Rather, by considering a much deeper layer of water (the top 2,500
feet), Hansen actually calculated the increasing amount of heat
being stored. According to the UPI story, this provided “a match”
with computer model projections of global warming.
The ocean is a huge tub that integrates and stores long-term
climate changes. Consequently, when computer models are based on
ever-increasing atmospheric concentrations of carbon dioxide, the
deep oceans warm, warm, and warm. Like a big pot on a small burner,
it takes time to start up, but once the process starts, nothing
should be able to stop it.
That’s the conventional wisdom of our climate models, but like
the conventional wisdom on so many other aspects of life, it’s not
true to nature.
In the next few weeks, John Lyman of the National Oceanic and
Atmospheric Administration will publish a paper in the refereed
journal Geophysical Research Letters showing that,
globally, the top 2,500 feet of the ocean lost a tremendous amount
of heat between 2003 and 2005 — in fact, about 20% of all the heat
gained in the last half-century.
Needless to say, Lyman’s figures have climate scientists
scratching their heads. No computer model predicts such behavior.
And further, the changes in surface temperatures haven’t
corresponded (yet?) to the average changes at depth, although
deep-water temperatures have also dropped some. Nor has the sea
level dropped by an amount commensurate with the cooling (water
volume varies slightly with temperature).
This last observation has led scientists to speculate that much
more ice must be melting into the ocean than they normally assume
— but no one has been able to find it, and it’s not for a lack of
looking.
There’s another hypothesis out there that has received very
little attention.
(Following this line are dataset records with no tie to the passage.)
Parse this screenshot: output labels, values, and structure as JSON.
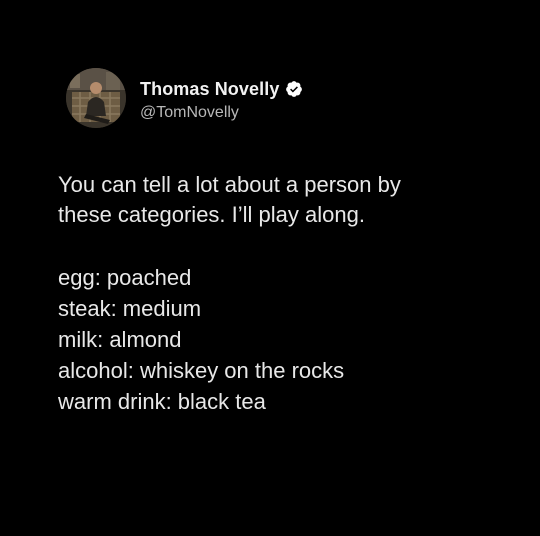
{
  "author": {
    "display_name": "Thomas Novelly",
    "handle": "@TomNovelly",
    "verified": true,
    "avatar_icon": "avatar-photo",
    "verified_icon": "verified-badge-icon"
  },
  "tweet": {
    "text_line_1": "You can tell a lot about a person by",
    "text_line_2": "these categories. I’ll play along.",
    "items": [
      "egg: poached",
      "steak: medium",
      "milk: almond",
      "alcohol: whiskey on the rocks",
      "warm drink: black tea"
    ]
  },
  "colors": {
    "background": "#000000",
    "text": "#e8e8e8",
    "handle": "#b8b8b8"
  }
}
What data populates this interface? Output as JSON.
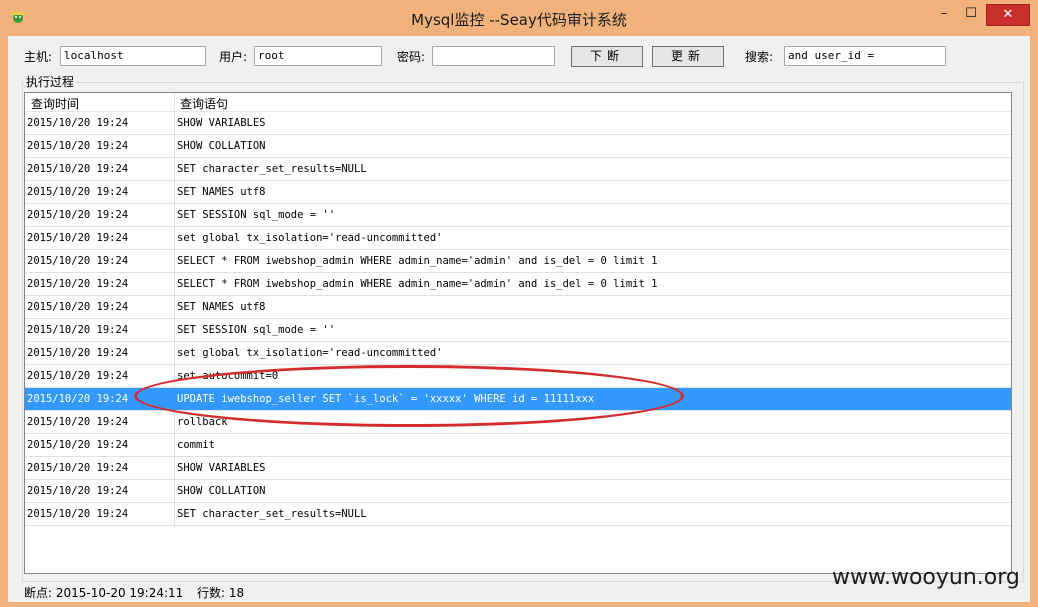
{
  "window": {
    "title": "Mysql监控 --Seay代码审计系统",
    "min_glyph": "–",
    "max_glyph": "☐",
    "close_glyph": "✕",
    "accent": "#f0b27a",
    "close_color": "#c9302c"
  },
  "toolbar": {
    "host_label": "主机:",
    "host_value": "localhost",
    "user_label": "用户:",
    "user_value": "root",
    "password_label": "密码:",
    "password_value": "",
    "break_button": "下断",
    "refresh_button": "更新",
    "search_label": "搜索:",
    "search_value": "and user_id ="
  },
  "group": {
    "label": "执行过程"
  },
  "table": {
    "columns": [
      "查询时间",
      "查询语句"
    ],
    "selected_color": "#3399ff",
    "rows": [
      {
        "time": "2015/10/20 19:24",
        "query": "SHOW VARIABLES"
      },
      {
        "time": "2015/10/20 19:24",
        "query": "SHOW COLLATION"
      },
      {
        "time": "2015/10/20 19:24",
        "query": "SET character_set_results=NULL"
      },
      {
        "time": "2015/10/20 19:24",
        "query": "SET NAMES utf8"
      },
      {
        "time": "2015/10/20 19:24",
        "query": "SET SESSION sql_mode = ''"
      },
      {
        "time": "2015/10/20 19:24",
        "query": "set global tx_isolation='read-uncommitted'"
      },
      {
        "time": "2015/10/20 19:24",
        "query": "SELECT * FROM iwebshop_admin WHERE admin_name='admin' and is_del = 0 limit 1"
      },
      {
        "time": "2015/10/20 19:24",
        "query": "SELECT * FROM iwebshop_admin WHERE admin_name='admin' and is_del = 0 limit 1"
      },
      {
        "time": "2015/10/20 19:24",
        "query": "SET NAMES utf8"
      },
      {
        "time": "2015/10/20 19:24",
        "query": "SET SESSION sql_mode = ''"
      },
      {
        "time": "2015/10/20 19:24",
        "query": "set global tx_isolation='read-uncommitted'"
      },
      {
        "time": "2015/10/20 19:24",
        "query": "set autocommit=0"
      },
      {
        "time": "2015/10/20 19:24",
        "query": "UPDATE iwebshop_seller SET `is_lock` = 'xxxxx' WHERE id = 11111xxx",
        "selected": true
      },
      {
        "time": "2015/10/20 19:24",
        "query": "rollback"
      },
      {
        "time": "2015/10/20 19:24",
        "query": "commit"
      },
      {
        "time": "2015/10/20 19:24",
        "query": "SHOW VARIABLES"
      },
      {
        "time": "2015/10/20 19:24",
        "query": "SHOW COLLATION"
      },
      {
        "time": "2015/10/20 19:24",
        "query": "SET character_set_results=NULL"
      }
    ]
  },
  "status": {
    "breakpoint": "断点: 2015-10-20 19:24:11",
    "rows": "行数: 18"
  },
  "watermark": "www.wooyun.org"
}
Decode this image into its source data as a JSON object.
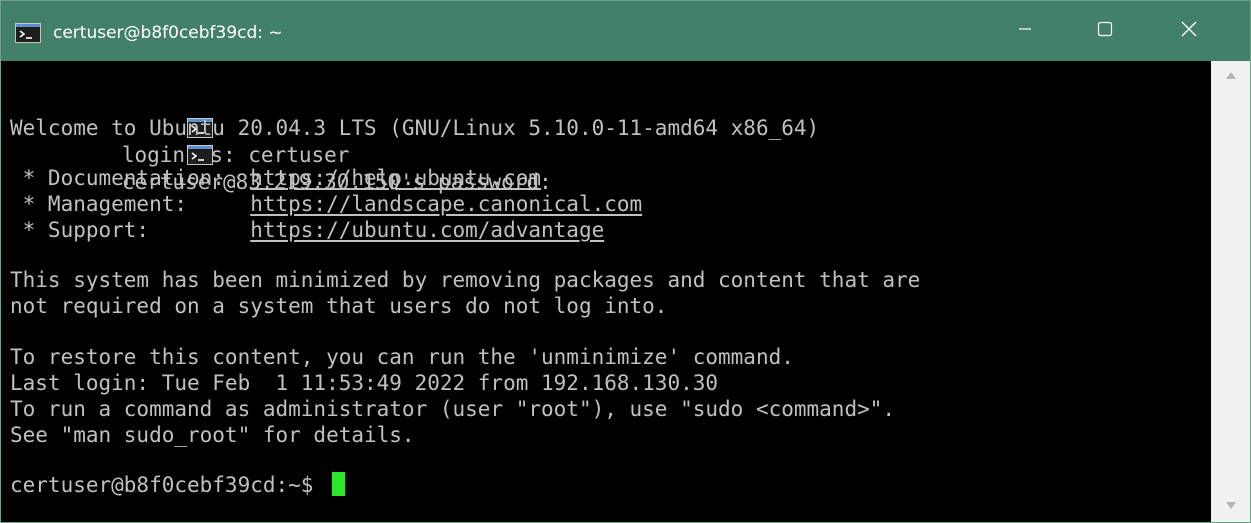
{
  "window": {
    "title": "certuser@b8f0cebf39cd: ~"
  },
  "terminal": {
    "lines": [
      {
        "text": "login as: certuser"
      },
      {
        "text": "certuser@83.219.30.150's password:"
      },
      {
        "text": "Welcome to Ubuntu 20.04.3 LTS (GNU/Linux 5.10.0-11-amd64 x86_64)"
      },
      {
        "text": ""
      },
      {
        "label": " * Documentation:  ",
        "link": "https://help.ubuntu.com"
      },
      {
        "label": " * Management:     ",
        "link": "https://landscape.canonical.com"
      },
      {
        "label": " * Support:        ",
        "link": "https://ubuntu.com/advantage"
      },
      {
        "text": ""
      },
      {
        "text": "This system has been minimized by removing packages and content that are"
      },
      {
        "text": "not required on a system that users do not log into."
      },
      {
        "text": ""
      },
      {
        "text": "To restore this content, you can run the 'unminimize' command."
      },
      {
        "text": "Last login: Tue Feb  1 11:53:49 2022 from 192.168.130.30"
      },
      {
        "text": "To run a command as administrator (user \"root\"), use \"sudo <command>\"."
      },
      {
        "text": "See \"man sudo_root\" for details."
      },
      {
        "text": ""
      },
      {
        "prompt": "certuser@b8f0cebf39cd:~$ "
      }
    ]
  },
  "colors": {
    "titlebar": "#43806a",
    "terminal_bg": "#000000",
    "terminal_fg": "#c0c0c0",
    "cursor": "#2ee62e"
  },
  "icons": {
    "app": "terminal-icon",
    "minimize": "minimize-icon",
    "maximize": "maximize-icon",
    "close": "close-icon",
    "scroll_up": "scroll-up-arrow-icon",
    "scroll_down": "scroll-down-arrow-icon"
  }
}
It has to do with the amount of carbon dioxide
accumulating in the atmosphere.
If carbon dioxide increases at a constant rate, basic physics —
as understood since the 1860s — says that surface temperature will
rise, but that the rate of heating will become lower and lower. In
other words, in order for temperatures to increase at a constant
rate, as has been observed since 1975, carbon dioxide would have to
go up at an ever-increasing rate.
But the ocean is so vast and slow to change that it takes
several decades to realize the heating caused by carbon dioxide.
Consequently, a change in the rate of carbon dioxide accumulation
in the atmosphere wouldn’t be noticed for 30 to 60 years, depending
upon whose calculations one believes.
Between the time atmospheric carbon dioxide was first directly
measured, at Mauna Loa, Hawaii, in 1957, and 1975, it clearly
increased exponentially. And once the ocean temperature began to
rise, it did so at a constant rate.
Then, about 30 years ago, something very peculiar began to
occur. Since 1975, it has been impossible to tell whether the
amount of atmospheric carbon dioxide is increasing at an
exponential or simply a constant rate.
Because of the lag time required for the oceans to register the
change in carbon dioxide, it may not be a surprise that an interval
of cooling has been detected. The timing is about right: around 30
years.
But that’s just another climate change hypothesis that time will
test. Be forewarned, though. As we’ve learned from the completely
unexpected cooling of the deep ocean that began in 2003, we know a
lot less about climate change than we think.